6. medicinal compsns has antiviral, antiproliferative and immunoregulatory activity, comprises the conjugate and the pharmaceutically acceptable vehicle of the general formula (I) of significant quantity.

7. medicinal compsns according to claim 6 is used to treat virus and tumor disease, and the disease relevant with primary or secondary immunodeficiency.

8. medicinal compsns according to claim 7, wherein said virus disease are hepatitis B or hepatitis C.

9. medicinal compsns according to claim 7, wherein said tumor disease are myelogenous leukemia.

10. medicinal compsns according to claim 7, wherein said tumor disease are melanoma.

11. comprise the medicinal prepns of the conjugate of formula (I), have antiviral, antiproliferative and immunoregulatory activity.

12. medicinal prepns according to claim 11 comprises damping fluid, isotonic agent, stablizer and water.

13. medicinal prepns according to claim 12 comprises sodium acetate trihydrate, acetate, sodium-chlor, polysorbate80, EDTA, water for injection.

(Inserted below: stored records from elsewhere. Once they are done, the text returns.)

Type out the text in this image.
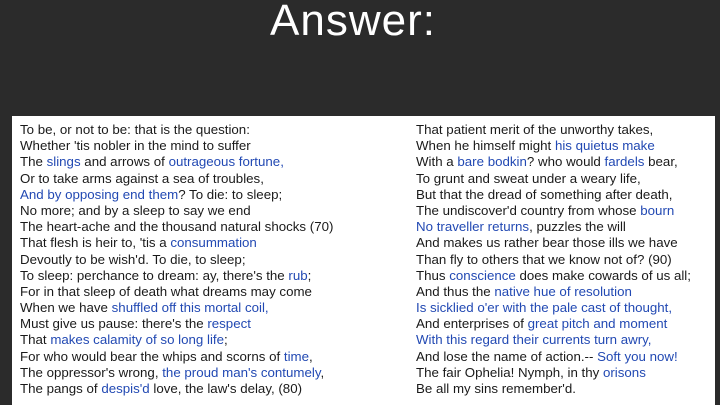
Answer:
To be, or not to be: that is the question:
Whether 'tis nobler in the mind to suffer
The slings and arrows of outrageous fortune,
Or to take arms against a sea of troubles,
And by opposing end them? To die: to sleep;
No more; and by a sleep to say we end
The heart-ache and the thousand natural shocks (70)
That flesh is heir to, 'tis a consummation
Devoutly to be wish'd. To die, to sleep;
To sleep: perchance to dream: ay, there's the rub;
For in that sleep of death what dreams may come
When we have shuffled off this mortal coil,
Must give us pause: there's the respect
That makes calamity of so long life;
For who would bear the whips and scorns of time,
The oppressor's wrong, the proud man's contumely,
The pangs of despis'd love, the law's delay, (80)
That patient merit of the unworthy takes,
When he himself might his quietus make
With a bare bodkin? who would fardels bear,
To grunt and sweat under a weary life,
But that the dread of something after death,
The undiscover'd country from whose bourn
No traveller returns, puzzles the will
And makes us rather bear those ills we have
Than fly to others that we know not of? (90)
Thus conscience does make cowards of us all;
And thus the native hue of resolution
Is sicklied o'er with the pale cast of thought,
And enterprises of great pitch and moment
With this regard their currents turn awry,
And lose the name of action.-- Soft you now!
The fair Ophelia! Nymph, in thy orisons
Be all my sins remember'd.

14. the conjugate of formula (I) has the application in the medicinal product of antiviral, antiproliferative and immunoregulatory activity in preparation.

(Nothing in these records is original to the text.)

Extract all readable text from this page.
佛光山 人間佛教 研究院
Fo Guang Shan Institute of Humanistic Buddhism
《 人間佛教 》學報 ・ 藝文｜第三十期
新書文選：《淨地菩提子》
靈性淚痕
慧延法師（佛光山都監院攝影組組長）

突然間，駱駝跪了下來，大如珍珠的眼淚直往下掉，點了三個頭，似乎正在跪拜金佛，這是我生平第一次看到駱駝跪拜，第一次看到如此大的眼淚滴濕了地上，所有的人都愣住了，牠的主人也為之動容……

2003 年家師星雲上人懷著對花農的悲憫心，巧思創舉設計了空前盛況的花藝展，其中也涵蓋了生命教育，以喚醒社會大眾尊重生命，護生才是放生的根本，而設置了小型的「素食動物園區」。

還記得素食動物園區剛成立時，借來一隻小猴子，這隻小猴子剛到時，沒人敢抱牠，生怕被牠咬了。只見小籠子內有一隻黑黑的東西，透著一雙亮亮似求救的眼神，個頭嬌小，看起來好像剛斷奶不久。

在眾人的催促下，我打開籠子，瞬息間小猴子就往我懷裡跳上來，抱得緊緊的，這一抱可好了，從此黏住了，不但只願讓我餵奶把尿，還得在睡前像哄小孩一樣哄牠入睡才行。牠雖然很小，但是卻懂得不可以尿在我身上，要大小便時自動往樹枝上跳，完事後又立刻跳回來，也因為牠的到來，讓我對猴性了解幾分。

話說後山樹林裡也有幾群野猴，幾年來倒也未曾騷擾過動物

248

15. application according to claim 14 is used to prepare antiviral, the antiproliferative with resistance of hepatitis B or hepatitis C and the medicinal product of immunoregulatory activity.

16. the conjugate of the formula (I) through introducing effective therapeutic dose prevents and/or treats virus disease.

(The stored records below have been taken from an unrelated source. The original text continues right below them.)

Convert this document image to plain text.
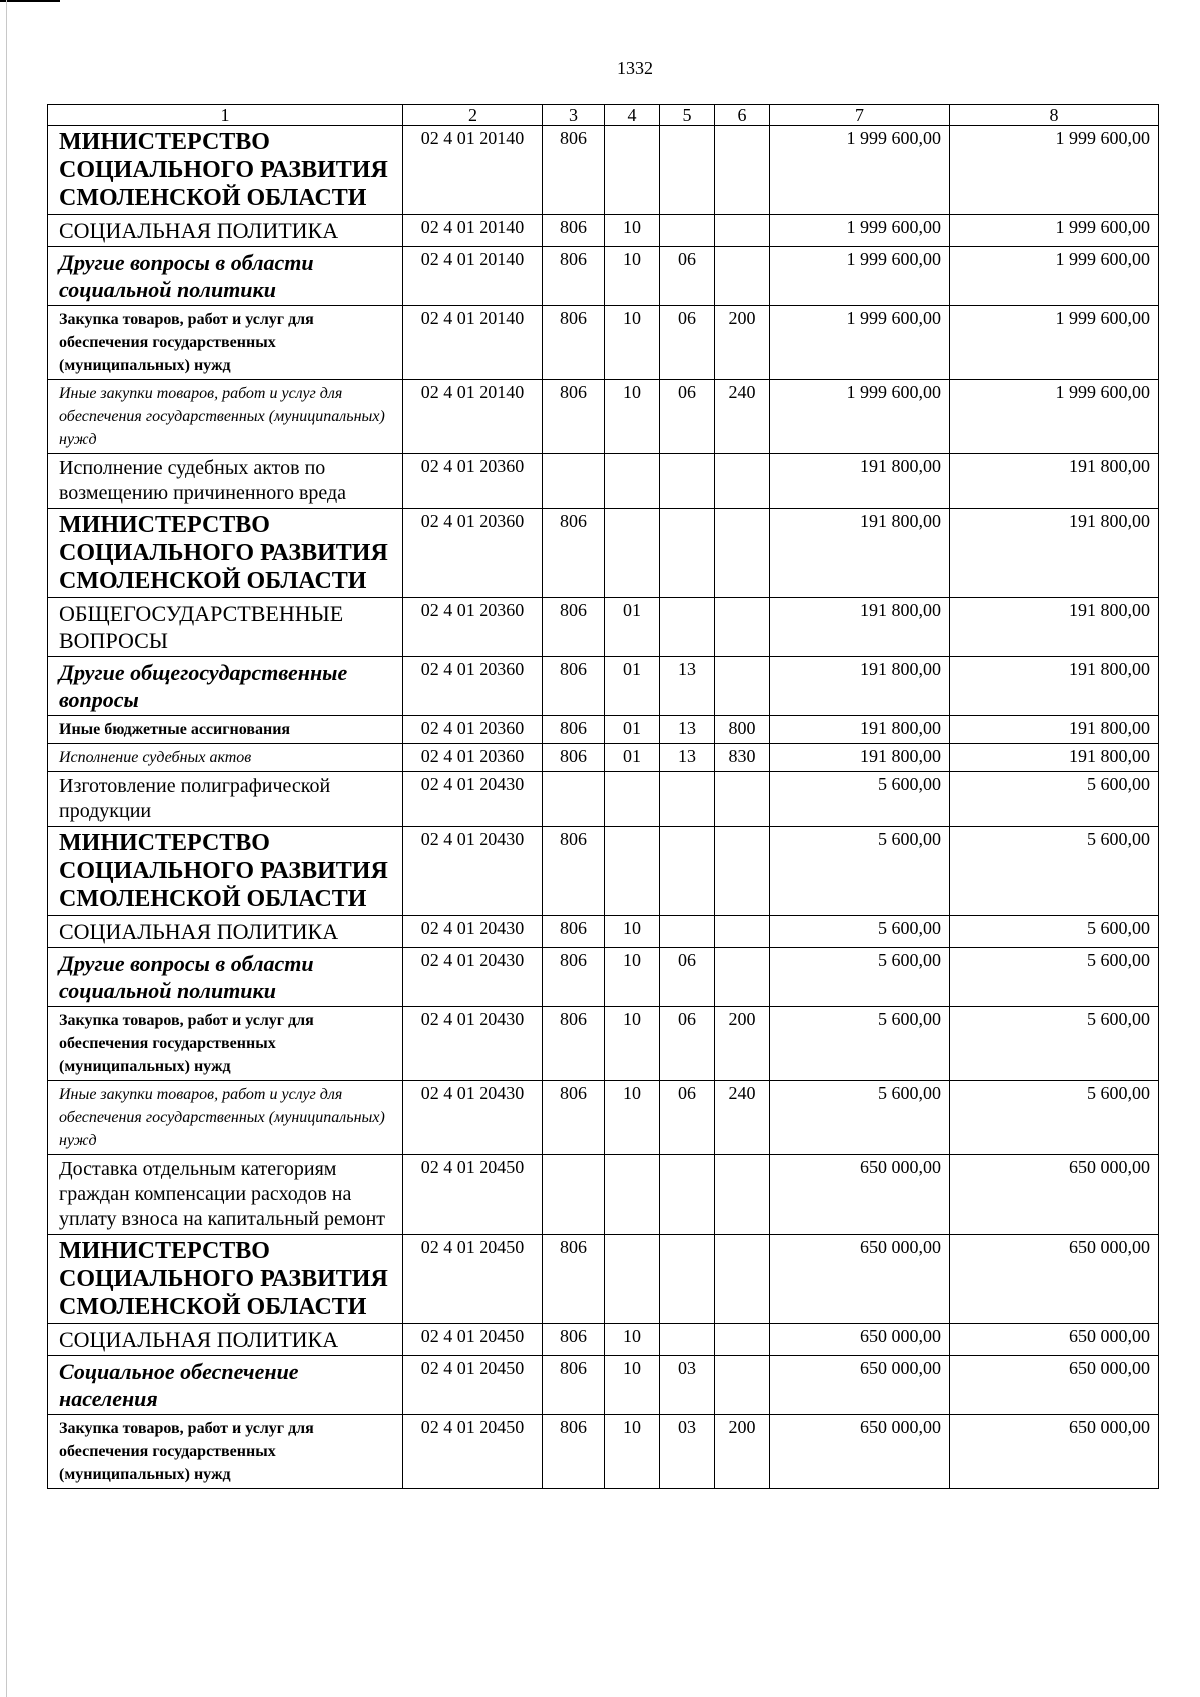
1332
1	2	3	4	5	6	7	8
МИНИСТЕРСТВО СОЦИАЛЬНОГО РАЗВИТИЯ СМОЛЕНСКОЙ ОБЛАСТИ	02 4 01 20140	806				1 999 600,00	1 999 600,00
СОЦИАЛЬНАЯ ПОЛИТИКА	02 4 01 20140	806	10			1 999 600,00	1 999 600,00
Другие вопросы в области социальной политики	02 4 01 20140	806	10	06		1 999 600,00	1 999 600,00
Закупка товаров, работ и услуг для обеспечения государственных (муниципальных) нужд	02 4 01 20140	806	10	06	200	1 999 600,00	1 999 600,00
Иные закупки товаров, работ и услуг для обеспечения государственных (муниципальных) нужд	02 4 01 20140	806	10	06	240	1 999 600,00	1 999 600,00
Исполнение судебных актов по возмещению причиненного вреда	02 4 01 20360					191 800,00	191 800,00
МИНИСТЕРСТВО СОЦИАЛЬНОГО РАЗВИТИЯ СМОЛЕНСКОЙ ОБЛАСТИ	02 4 01 20360	806				191 800,00	191 800,00
ОБЩЕГОСУДАРСТВЕННЫЕ ВОПРОСЫ	02 4 01 20360	806	01			191 800,00	191 800,00
Другие общегосударственные вопросы	02 4 01 20360	806	01	13		191 800,00	191 800,00
Иные бюджетные ассигнования	02 4 01 20360	806	01	13	800	191 800,00	191 800,00
Исполнение судебных актов	02 4 01 20360	806	01	13	830	191 800,00	191 800,00
Изготовление полиграфической продукции	02 4 01 20430					5 600,00	5 600,00
МИНИСТЕРСТВО СОЦИАЛЬНОГО РАЗВИТИЯ СМОЛЕНСКОЙ ОБЛАСТИ	02 4 01 20430	806				5 600,00	5 600,00
СОЦИАЛЬНАЯ ПОЛИТИКА	02 4 01 20430	806	10			5 600,00	5 600,00
Другие вопросы в области социальной политики	02 4 01 20430	806	10	06		5 600,00	5 600,00
Закупка товаров, работ и услуг для обеспечения государственных (муниципальных) нужд	02 4 01 20430	806	10	06	200	5 600,00	5 600,00
Иные закупки товаров, работ и услуг для обеспечения государственных (муниципальных) нужд	02 4 01 20430	806	10	06	240	5 600,00	5 600,00
Доставка отдельным категориям граждан компенсации расходов на уплату взноса на капитальный ремонт	02 4 01 20450					650 000,00	650 000,00
МИНИСТЕРСТВО СОЦИАЛЬНОГО РАЗВИТИЯ СМОЛЕНСКОЙ ОБЛАСТИ	02 4 01 20450	806				650 000,00	650 000,00
СОЦИАЛЬНАЯ ПОЛИТИКА	02 4 01 20450	806	10			650 000,00	650 000,00
Социальное обеспечение населения	02 4 01 20450	806	10	03		650 000,00	650 000,00
Закупка товаров, работ и услуг для обеспечения государственных (муниципальных) нужд	02 4 01 20450	806	10	03	200	650 000,00	650 000,00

17. according to claim 16 preventing and/or treating, wherein said virus disease are hepatitis B or hepatitis C.

18. according to claim 16 preventing and/or treating introduced the ribavirin of effective therapeutic dose in addition.

19. the conjugate of the formula (I) through introducing effective therapeutic dose prevents and/or treats and primary or the relevant disease of secondary immunodeficiency state.

20. the conjugate of the formula (I) through introducing effective therapeutic dose prevents and/or treats tumor disease.

21. according to claim 20 preventing and/or treating, wherein said tumor disease are myelogenous leukemia.

22. according to claim 20 preventing and/or treating, wherein said tumor disease are melanoma.

23. container, sealing is also suitable in gnotobasis before using stores, and comprises medicinal compsns according to claim 6.

24. container according to claim 23, wherein said container are prefilled syringe, bottle or automatic injector.

25. a cover product comprises container according to claim 24 and prescription information.